The $85 million government office accommodation project officially got under way Friday with a groundbreaking ceremony on its site next to the Glass House.
Master of ceremonies Carson Ebanks called the project monumental, and Governor Stuart Jack agreed.
‘This is a momentous moment in the Cayman Islands, particularly for those in government and the civil service,’ he said. ‘[The new building] will provide a much better working environment for our civil servants and our ministers, and a more pleasant place to visit for members of the public.’
Chief Secretary George McCarthy called the commencement of construction on the building a ‘long, long, long awaited occasion’.
‘I can’t understate the positive impact this new building will have on members of the civil service,’ he said, adding that it would improve communications and customer service, and foster greater synergy within the civil service.
With vastly improved working conditions, Mr. McCarthy said the new building would also make a huge difference in the health, production and professionalism of civil servants.
The new building would also have a state-of-the-art security system, Mr. McCarthy said.
‘This building is our legacy to the next generation of civil servants,’ he said, noting he will retire before the building is completed.
Long-time senior civil servant Kearney Gomez, who has seen many plans for new government accommodation projects come and go without fruition, said the building site was the first park in George Town years ago, and that it was sometimes referred to as the pastoral lands.
Mr. Gomez said the quest to build more government office space began almost immediately after the completion of the Glass House in the mid-70s. Many projects of different scope were proposed over the years, and one even cost the government $500,000 in plans.
‘But nothing happened,’ he said. ‘Then came [Private Financing Initiative]… and it progressed farther than all the other proposals put together. Again, nothing happened.
‘Then a major developer arrived on the scene and made offers only government could refuse. Again nothing happened.’
However, the dream was now becoming a reality, Mr. Gomez said.
Acting permanent secretary in the Ministry of Planning, Jennifer Ahearn, praised Project Manager Jim Scott – who had worked on the PFI project plans as well – for his persistence in staying with the project.
‘Sometimes he’s like a terrier with a bone,’ she said, admitting that she and Mr. Scott don’t always see eye-to-eye.
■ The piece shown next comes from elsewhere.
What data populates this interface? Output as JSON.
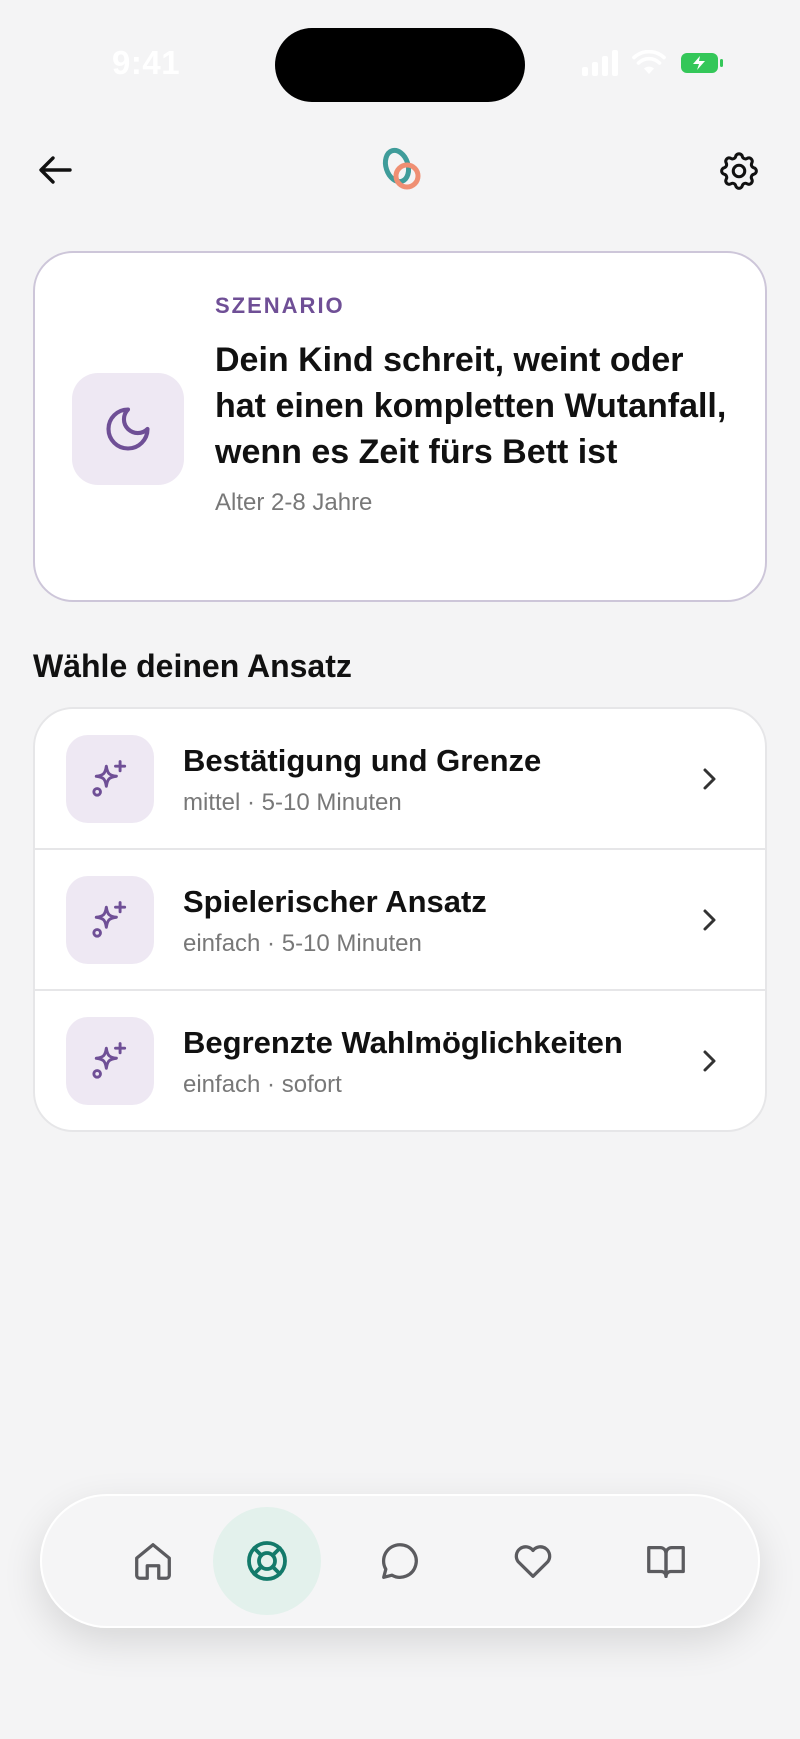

Leader of Government Business Kurt Tibbetts said the building was scheduled for completion in 34 months, which would mean it would be ready for occupancy by January 2011.
‘There has been a need for a purpose-built government accommodation,’ Mr. Tibbetts said, explaining that government has some 57 leases for space right now. He also noted that the Glass House was a very inefficient building, which costs approximately $6,000 per day to operate.
Mr. Tibbetts said it had been forecasted that without the new building, government’s lease cost per annum by 2013 would be about $10 million, which he said made the $85 million cost of the building well worth the price. The projected life of the building is 65 years.
The five-storey building will feature 185,000 square feet of air-conditioned space, plus an underground parking structure and a service deck.
Thirty-four government entities, including the governor’s office, all of the ministries and portfolios, the Cayman Islands Monetary Authority and even a sub-post office, will move into the building when it’s completed.
Mr. Tibbetts said the building will become one of the largest government buildings in the Caribbean.
The building is being constructed by McAlpine Ltd and designed by OBM Ltd. Mr. Tibbetts called the collaboration – along with others involved – a ‘dream team’.
Built with enhanced hurricane resistance, the GOAP will also be constructed to LEED specifications to make it environmentally friendly. It will also make it more energy efficient.
Even though the energy efficiency elements will cost about $6 million more, Mr. Tibbetts said the cost would be paid back in five years through energy savings.
‘We’re not only building green, but I dare say we’re building smart,’ he said.
The net cost of the building will actually be about $6 million less because McAlpine will be given a duty waiver on the materials for the building. Mr. Tibbetts explained that the contract was being handled that way because it saves government about $600,000 in contractor mark-up on duty costs.